Design, like art, is an essential part of all our lives. It may be thought of as the extension of our day to day decision making into the longer term. We create artefacts and environments to meet our habitual desires and serve our habitual purposes. The imagining of new possibilities for these artefacts and environments, based on the experience of what has been made before and a vision of what might be possible in the future, is the core of the design process.
Each of us aspires to find somewhere exclusively our own, usually within a cluster of spaces we share with others, that we adapt, arrange and populate with artefacts purchased or inherited. Whether this activity involves the working or assembly of components and materials or not, the process of planning the procurement and ordering for the medium to long term future is essentially an act of designing. Design professionals take on the more complex design tasks that individuals and institutions can’t manage for themselves. Such tasks usually involve the need to procure specialist products and services and envisage creating large and complex fusions of artefacts and environments.

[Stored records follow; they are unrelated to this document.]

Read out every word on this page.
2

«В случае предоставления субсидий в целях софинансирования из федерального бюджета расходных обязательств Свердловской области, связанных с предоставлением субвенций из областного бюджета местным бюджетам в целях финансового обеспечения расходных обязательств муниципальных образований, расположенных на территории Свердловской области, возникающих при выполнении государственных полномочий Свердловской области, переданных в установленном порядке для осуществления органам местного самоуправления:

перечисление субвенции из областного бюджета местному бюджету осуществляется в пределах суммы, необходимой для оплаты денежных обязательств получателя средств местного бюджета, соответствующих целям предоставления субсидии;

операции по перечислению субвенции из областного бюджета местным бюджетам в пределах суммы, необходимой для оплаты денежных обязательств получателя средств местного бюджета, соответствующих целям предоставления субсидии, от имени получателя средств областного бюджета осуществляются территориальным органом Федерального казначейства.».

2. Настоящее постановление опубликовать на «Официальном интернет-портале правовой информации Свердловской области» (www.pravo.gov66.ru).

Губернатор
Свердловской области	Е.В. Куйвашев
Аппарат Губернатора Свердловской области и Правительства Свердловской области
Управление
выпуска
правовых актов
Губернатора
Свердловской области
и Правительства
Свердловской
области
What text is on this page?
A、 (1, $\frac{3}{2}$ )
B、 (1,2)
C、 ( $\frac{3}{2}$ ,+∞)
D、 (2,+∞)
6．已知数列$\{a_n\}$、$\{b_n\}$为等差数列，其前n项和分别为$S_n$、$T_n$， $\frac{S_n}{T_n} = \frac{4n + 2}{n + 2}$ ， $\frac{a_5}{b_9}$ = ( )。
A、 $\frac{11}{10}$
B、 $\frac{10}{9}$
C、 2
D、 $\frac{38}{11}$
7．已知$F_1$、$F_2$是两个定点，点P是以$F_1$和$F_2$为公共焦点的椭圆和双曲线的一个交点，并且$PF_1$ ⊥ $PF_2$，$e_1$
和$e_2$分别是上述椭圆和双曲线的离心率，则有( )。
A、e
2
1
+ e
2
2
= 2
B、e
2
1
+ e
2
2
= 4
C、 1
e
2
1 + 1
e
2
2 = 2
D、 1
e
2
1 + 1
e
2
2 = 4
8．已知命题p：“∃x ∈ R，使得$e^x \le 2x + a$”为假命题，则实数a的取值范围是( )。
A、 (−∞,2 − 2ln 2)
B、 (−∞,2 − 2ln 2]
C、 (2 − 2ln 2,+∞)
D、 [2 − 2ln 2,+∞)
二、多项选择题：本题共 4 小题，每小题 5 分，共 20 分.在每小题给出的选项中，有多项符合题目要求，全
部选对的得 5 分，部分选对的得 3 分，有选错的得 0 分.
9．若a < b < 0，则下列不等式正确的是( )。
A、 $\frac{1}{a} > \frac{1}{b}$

Architecture is a term applied both to an art and the product of that art. It is the discipline and product of the process of designing buildings and their closely related contexts and contents. Buildings are simply the structured and resourced spaces we occupy. Their contexts are the city and the natural environment and their contents are the plethora of equipment, artworks and furniture within that support our lifestyle. Such an objective interpretation is not, however, the most familiar one, since we mostly relate to our built environment through an emotionally charged personal predisposition based on life experience, nostalgia and belief, and explain our views in an essentially personal or peer group determined language. There are thus a number of quite differing languages and belief systems about architecture.
Urbanism is the study and promotion of the city as the essential life support system of humanity as well as its most potent cultural artifact. Architecture and society can only be fully understood in the context of urbanism. The history of the city, its successes and failures, is irrevocably tied up with the advance of civilisation. The city is also the engine of wealth and wellbeing and because of this, the physical footprint of cities has grown enormously in recent years, with populations moving from more dispersed to more compact settlements. But the environmental footprint of cities worldwide has far outstripped the pace of land occupancy by buildings alone and has effectively extended over the whole surface of the planet.
Developed as way to grasp the impact of human activities and settlement on the bearing capacity of the earth, the environmental footprint encompasses the land-take that is required to provide the goods and services that a given institution requires as well as the land it actually occupies. Since there are many ways to calculate this, it is more of an intuitive, fuzzy tool than a precise one. The demonstrable fact remains that the success of the human race in terms of survival and satisfaction of desires is placing severe stress on the bearing capacity of the planet. This perception suggests we need to consider what a sustainable urbanism might be and how we can develop more effective methods of resource efficient design.
The subject of the impact of design, architecture and urbanism on the biota and earth systems will be explored in much more detail later, but for now it remains to be pointed out that we need to strike a balance between the fundamental pressures of ethics, aesthetics, utility and economics when considering design, architecture and urbanism holistically. Such a view is not new, but still requires urgent attention!